Part of what makes "The Silence of the Lambs" such a viscerally effective horror film is the unsettling way in which many characters speaking to Clarice are filmed: They look directly at the camera, and are generally shot in close-up. But as one Reddit user points out, this is also a thematic choice.

These point-of-view shots help audiences empathize with Clarice

As Reddit user u/bcdubbs382 points out, characters talking to Clarice in "The Silence of the Lambs" generally speak directly to the camera. This is the result of a conscious choice made by Demme: It firmly situates audiences in Clarice's point of view. By doing so, they're more likely to identify with and root for her over the men who surround her. Much of the film follows Clarice as she navigates the "boys' club" of the FBI, attempting to distinguish herself to the superiors who believe she is too young and inexperienced to be taken seriously. Point-of-view shots make the intensity of her situation immediately clear.

Of course, it's not just male characters who are filmed in this way. During a scene in which Clarice and her friend Ardelia (Kasi Lemmons) figure out that Buffalo Bill knew his first victim, Ardelia is also filmed in tight close-up, emphasizing her role in helping Clarice make this breakthrough realization. The point-of-view shots also put viewers in Clarice's position as she gets closer to the fascinating yet terrifying Lecter.

Demme's subjective lens makes for revolutionary filmmaking

Apart from being thematically intriguing, Demme's use of these subjective, close-up camera angles is also an innovative and even groundbreaking filmmaking choice.

As writer Glen Weldon explains in an article for NPR, these tight shots are "a deliberate choice that implicates us, and thus implicitly demands more of us, than Hollywood thrillers generally do. We might not register that it's happening the first time we see the film, but we sense that something is different, more intimate, more insistent."

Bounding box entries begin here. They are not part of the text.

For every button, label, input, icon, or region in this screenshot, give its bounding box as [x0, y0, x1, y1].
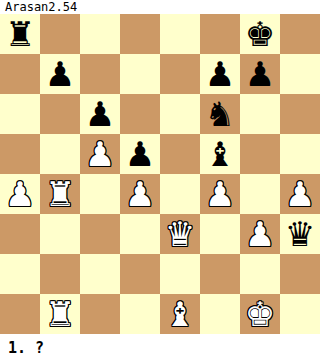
square-b2[interactable] — [40, 254, 80, 294]
square-e8[interactable] — [160, 14, 200, 54]
piece-white-pawn[interactable]: ♟ — [240, 214, 280, 254]
square-h6[interactable] — [280, 94, 320, 134]
square-h4[interactable]: ♟ — [280, 174, 320, 214]
square-f8[interactable] — [200, 14, 240, 54]
square-e4[interactable] — [160, 174, 200, 214]
square-a8[interactable]: ♜ — [0, 14, 40, 54]
piece-black-king[interactable]: ♚ — [240, 14, 280, 54]
piece-black-rook[interactable]: ♜ — [0, 14, 40, 54]
square-a6[interactable] — [0, 94, 40, 134]
square-c6[interactable]: ♟ — [80, 94, 120, 134]
square-g2[interactable] — [240, 254, 280, 294]
square-c8[interactable] — [80, 14, 120, 54]
square-b1[interactable]: ♜ — [40, 294, 80, 334]
piece-black-pawn[interactable]: ♟ — [80, 94, 120, 134]
square-c4[interactable] — [80, 174, 120, 214]
square-c7[interactable] — [80, 54, 120, 94]
square-b6[interactable] — [40, 94, 80, 134]
square-b4[interactable]: ♜ — [40, 174, 80, 214]
piece-white-pawn[interactable]: ♟ — [80, 134, 120, 174]
arasan-engine-window: Arasan2.54 ♜♚♟♟♟♟♞♟♟♝♟♜♟♟♟♛♟♛♜♝♚ 1. ? — [0, 0, 320, 360]
piece-white-pawn[interactable]: ♟ — [120, 174, 160, 214]
piece-white-pawn[interactable]: ♟ — [280, 174, 320, 214]
piece-black-pawn[interactable]: ♟ — [240, 54, 280, 94]
square-c5[interactable]: ♟ — [80, 134, 120, 174]
piece-white-pawn[interactable]: ♟ — [0, 174, 40, 214]
piece-black-pawn[interactable]: ♟ — [200, 54, 240, 94]
piece-black-bishop[interactable]: ♝ — [200, 134, 240, 174]
piece-black-pawn[interactable]: ♟ — [40, 54, 80, 94]
square-a7[interactable] — [0, 54, 40, 94]
piece-white-king[interactable]: ♚ — [240, 294, 280, 334]
square-a1[interactable] — [0, 294, 40, 334]
square-g3[interactable]: ♟ — [240, 214, 280, 254]
square-f7[interactable]: ♟ — [200, 54, 240, 94]
chess-board: ♜♚♟♟♟♟♞♟♟♝♟♜♟♟♟♛♟♛♜♝♚ — [0, 14, 320, 334]
square-f2[interactable] — [200, 254, 240, 294]
move-prompt: 1. ? — [0, 334, 320, 360]
piece-white-rook[interactable]: ♜ — [40, 174, 80, 214]
square-g5[interactable] — [240, 134, 280, 174]
square-a3[interactable] — [0, 214, 40, 254]
square-g7[interactable]: ♟ — [240, 54, 280, 94]
square-e1[interactable]: ♝ — [160, 294, 200, 334]
square-c1[interactable] — [80, 294, 120, 334]
square-a5[interactable] — [0, 134, 40, 174]
square-h3[interactable]: ♛ — [280, 214, 320, 254]
square-g6[interactable] — [240, 94, 280, 134]
square-f5[interactable]: ♝ — [200, 134, 240, 174]
square-d4[interactable]: ♟ — [120, 174, 160, 214]
square-b5[interactable] — [40, 134, 80, 174]
piece-white-bishop[interactable]: ♝ — [160, 294, 200, 334]
square-d2[interactable] — [120, 254, 160, 294]
piece-white-rook[interactable]: ♜ — [40, 294, 80, 334]
square-g4[interactable] — [240, 174, 280, 214]
square-b3[interactable] — [40, 214, 80, 254]
square-d3[interactable] — [120, 214, 160, 254]
square-a4[interactable]: ♟ — [0, 174, 40, 214]
square-h7[interactable] — [280, 54, 320, 94]
square-g8[interactable]: ♚ — [240, 14, 280, 54]
square-d7[interactable] — [120, 54, 160, 94]
piece-black-queen[interactable]: ♛ — [280, 214, 320, 254]
square-d5[interactable]: ♟ — [120, 134, 160, 174]
square-e7[interactable] — [160, 54, 200, 94]
square-f4[interactable]: ♟ — [200, 174, 240, 214]
square-c2[interactable] — [80, 254, 120, 294]
square-d8[interactable] — [120, 14, 160, 54]
square-e3[interactable]: ♛ — [160, 214, 200, 254]
piece-white-pawn[interactable]: ♟ — [200, 174, 240, 214]
square-h5[interactable] — [280, 134, 320, 174]
square-b7[interactable]: ♟ — [40, 54, 80, 94]
square-b8[interactable] — [40, 14, 80, 54]
engine-title: Arasan2.54 — [0, 0, 320, 14]
square-e5[interactable] — [160, 134, 200, 174]
square-c3[interactable] — [80, 214, 120, 254]
square-a2[interactable] — [0, 254, 40, 294]
square-d6[interactable] — [120, 94, 160, 134]
square-e2[interactable] — [160, 254, 200, 294]
piece-black-pawn[interactable]: ♟ — [120, 134, 160, 174]
square-h8[interactable] — [280, 14, 320, 54]
square-h2[interactable] — [280, 254, 320, 294]
square-f6[interactable]: ♞ — [200, 94, 240, 134]
square-f1[interactable] — [200, 294, 240, 334]
square-d1[interactable] — [120, 294, 160, 334]
piece-white-queen[interactable]: ♛ — [160, 214, 200, 254]
square-g1[interactable]: ♚ — [240, 294, 280, 334]
square-f3[interactable] — [200, 214, 240, 254]
piece-black-knight[interactable]: ♞ — [200, 94, 240, 134]
square-e6[interactable] — [160, 94, 200, 134]
square-h1[interactable] — [280, 294, 320, 334]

Little White Lies critic Danilo Castro points out that these close-ups also help make "The Silence of the Lambs" more terrifying, especially when it comes to Lecter. "As [Clarice and Lecter's first scene together] progresses," Castro writes, "the camera pushes in on Lecter's face, his piercing eyes transfixed on Starling, drawing her — and by default, the audience — closer to him. It gets to the point where the only way one can break free of his gaze is to look away from the screen. In doing this, the film quite literally traps its audience, as the simple act of viewing means that we succumb — as Starling does — to Lecter's psychological games."